With very little warning or consideration, the PM announced that we would be locked away for the weekend – again.

Those with young children and dependents, those living in abusive situations, and otherwise, scrambled to figure out the best way to maximize their comfort over the weekend. We were granted a generous four hours’ notice.

The populous’ frustration with the flippant disregard this administration demonstrated in March, when it informed the country that a full lockdown would take place in a matter of hours, seemed to have had little bearing on our prime minister this past week. People panicked. The perimeters of grocery stores were, again, lined with angry Bahamians.

He decided on Friday – again – that parents, caretakers, those with full-time commitments – needed no more than a few hours’ worth of time to get their affairs in order.

He decided that a curfew of 7 p.m. would be reasonable. The former curfew was 10 p.m., having been extended from 9 p.m.

Apparently, COVID-19 demonstrates a more voracious appetite for transmission at or around dinnertime, otherwise, what could be the rationale behind what may easily be considered a draconian curfew?

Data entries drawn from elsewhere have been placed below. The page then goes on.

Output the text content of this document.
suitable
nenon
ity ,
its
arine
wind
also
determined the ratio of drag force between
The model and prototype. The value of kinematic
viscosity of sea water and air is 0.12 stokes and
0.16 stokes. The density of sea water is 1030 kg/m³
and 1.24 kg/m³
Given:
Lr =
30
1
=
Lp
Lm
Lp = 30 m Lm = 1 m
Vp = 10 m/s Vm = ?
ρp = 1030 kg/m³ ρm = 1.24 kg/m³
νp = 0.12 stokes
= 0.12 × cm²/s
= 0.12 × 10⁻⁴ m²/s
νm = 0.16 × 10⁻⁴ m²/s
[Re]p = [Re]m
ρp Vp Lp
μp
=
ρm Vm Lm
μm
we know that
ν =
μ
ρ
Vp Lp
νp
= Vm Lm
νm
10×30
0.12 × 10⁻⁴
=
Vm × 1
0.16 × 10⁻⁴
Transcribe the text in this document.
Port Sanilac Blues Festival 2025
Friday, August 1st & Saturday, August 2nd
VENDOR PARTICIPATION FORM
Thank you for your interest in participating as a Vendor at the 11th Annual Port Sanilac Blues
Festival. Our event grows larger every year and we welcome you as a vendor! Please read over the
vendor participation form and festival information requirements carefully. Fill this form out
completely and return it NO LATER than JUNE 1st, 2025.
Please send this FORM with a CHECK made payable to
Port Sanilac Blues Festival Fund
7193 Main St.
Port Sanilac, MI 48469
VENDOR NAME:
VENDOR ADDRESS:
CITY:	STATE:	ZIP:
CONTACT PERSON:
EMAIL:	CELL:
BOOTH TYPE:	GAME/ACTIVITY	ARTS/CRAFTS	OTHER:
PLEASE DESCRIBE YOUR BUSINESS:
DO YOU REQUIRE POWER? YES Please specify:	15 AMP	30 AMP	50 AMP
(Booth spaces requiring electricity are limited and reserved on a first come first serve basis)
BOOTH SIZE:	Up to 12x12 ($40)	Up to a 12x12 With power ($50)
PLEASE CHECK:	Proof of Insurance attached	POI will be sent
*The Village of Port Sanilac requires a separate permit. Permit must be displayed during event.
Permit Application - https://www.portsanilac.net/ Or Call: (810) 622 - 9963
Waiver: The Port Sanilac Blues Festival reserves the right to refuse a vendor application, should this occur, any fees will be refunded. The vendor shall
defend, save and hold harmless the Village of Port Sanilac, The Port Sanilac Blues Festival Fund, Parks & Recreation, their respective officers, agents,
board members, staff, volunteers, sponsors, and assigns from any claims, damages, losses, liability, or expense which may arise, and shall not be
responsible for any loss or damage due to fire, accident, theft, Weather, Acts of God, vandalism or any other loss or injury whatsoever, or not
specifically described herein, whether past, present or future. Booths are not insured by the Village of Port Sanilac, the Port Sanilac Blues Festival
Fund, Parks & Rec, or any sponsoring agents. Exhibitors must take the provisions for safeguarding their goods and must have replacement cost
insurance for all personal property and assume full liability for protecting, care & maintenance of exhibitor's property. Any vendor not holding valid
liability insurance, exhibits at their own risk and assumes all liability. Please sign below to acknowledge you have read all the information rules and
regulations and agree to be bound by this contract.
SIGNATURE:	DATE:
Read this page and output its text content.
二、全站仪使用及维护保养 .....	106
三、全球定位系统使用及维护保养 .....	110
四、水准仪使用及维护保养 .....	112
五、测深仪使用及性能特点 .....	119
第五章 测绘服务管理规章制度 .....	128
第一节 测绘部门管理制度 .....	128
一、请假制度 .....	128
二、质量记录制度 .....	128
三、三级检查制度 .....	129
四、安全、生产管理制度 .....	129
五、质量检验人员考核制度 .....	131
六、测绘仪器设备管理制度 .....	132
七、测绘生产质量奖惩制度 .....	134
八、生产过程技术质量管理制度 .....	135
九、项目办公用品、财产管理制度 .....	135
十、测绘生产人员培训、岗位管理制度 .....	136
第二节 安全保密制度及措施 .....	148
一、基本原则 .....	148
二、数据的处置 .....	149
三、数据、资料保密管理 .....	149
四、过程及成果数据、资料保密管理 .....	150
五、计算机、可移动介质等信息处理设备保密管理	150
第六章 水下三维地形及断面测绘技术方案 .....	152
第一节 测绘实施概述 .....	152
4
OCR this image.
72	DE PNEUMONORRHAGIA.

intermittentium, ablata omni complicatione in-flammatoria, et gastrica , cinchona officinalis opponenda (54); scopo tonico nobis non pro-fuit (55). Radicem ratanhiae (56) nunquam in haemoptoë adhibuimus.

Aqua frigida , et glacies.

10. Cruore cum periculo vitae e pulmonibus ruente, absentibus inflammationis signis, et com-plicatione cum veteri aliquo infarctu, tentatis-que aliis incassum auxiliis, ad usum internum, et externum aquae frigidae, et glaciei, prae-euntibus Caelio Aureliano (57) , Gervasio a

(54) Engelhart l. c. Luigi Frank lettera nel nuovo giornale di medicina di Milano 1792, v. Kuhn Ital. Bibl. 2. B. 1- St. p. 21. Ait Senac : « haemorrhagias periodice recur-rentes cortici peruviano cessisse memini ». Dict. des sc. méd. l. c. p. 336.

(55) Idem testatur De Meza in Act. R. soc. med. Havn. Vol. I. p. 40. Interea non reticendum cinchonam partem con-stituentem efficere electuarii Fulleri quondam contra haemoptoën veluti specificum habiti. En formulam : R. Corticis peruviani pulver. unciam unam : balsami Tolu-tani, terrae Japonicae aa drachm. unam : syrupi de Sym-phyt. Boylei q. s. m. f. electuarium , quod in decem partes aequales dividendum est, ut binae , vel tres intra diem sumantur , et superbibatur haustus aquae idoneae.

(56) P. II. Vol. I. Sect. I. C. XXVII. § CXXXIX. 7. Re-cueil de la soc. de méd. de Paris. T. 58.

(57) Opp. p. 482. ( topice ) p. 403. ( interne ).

Business owners panicked, having just recently been allowed to reopen, having borne the cost of deep cleaning expenses, having implemented new policies for social distancing, having trained their staff in the implementation and enforcement of said policies, having so recently revived the strands of hope that their businesses just may survive this year, against all odds.

Those on New Providence and those predisposed to more critical thinking, questioned why they would be confined to visiting only the parts of their country available to them within a 21 mile x 7 mile distance, when international travel had not been prohibited.

Those who read the lockdown order might have queried why the prime minister and his advisors would find a significant threat of transmission of COVID-19 in the act of them doing jumping jacks within the confines of their own front yards between the hours of 5:01 p.m. and 4:59 a.m.

Those with access to social media might have become angered at the news of a big, bad wedding taking place on Harbour Island, which enjoyed the full complement of an energetic Junkanoo rush-out.

Those being more cautious and wary of the ease with which administrations – and prime ministers— appear to become drunk with power, might have become reminiscent of the resolute air that permeated the ‘Blackout’ marches, which sounded the first call to action against an administration that appeared to disregard a country’s call for responsible and fair governance.

In the day and age of COVID-19, a more sustainable way forward is needed. More creative thinking is required. More responsive communication is necessary.

If the Minnis administration is not up to the task, it needs to come to grips with the fact that it may not be the appropriate administration come 2022.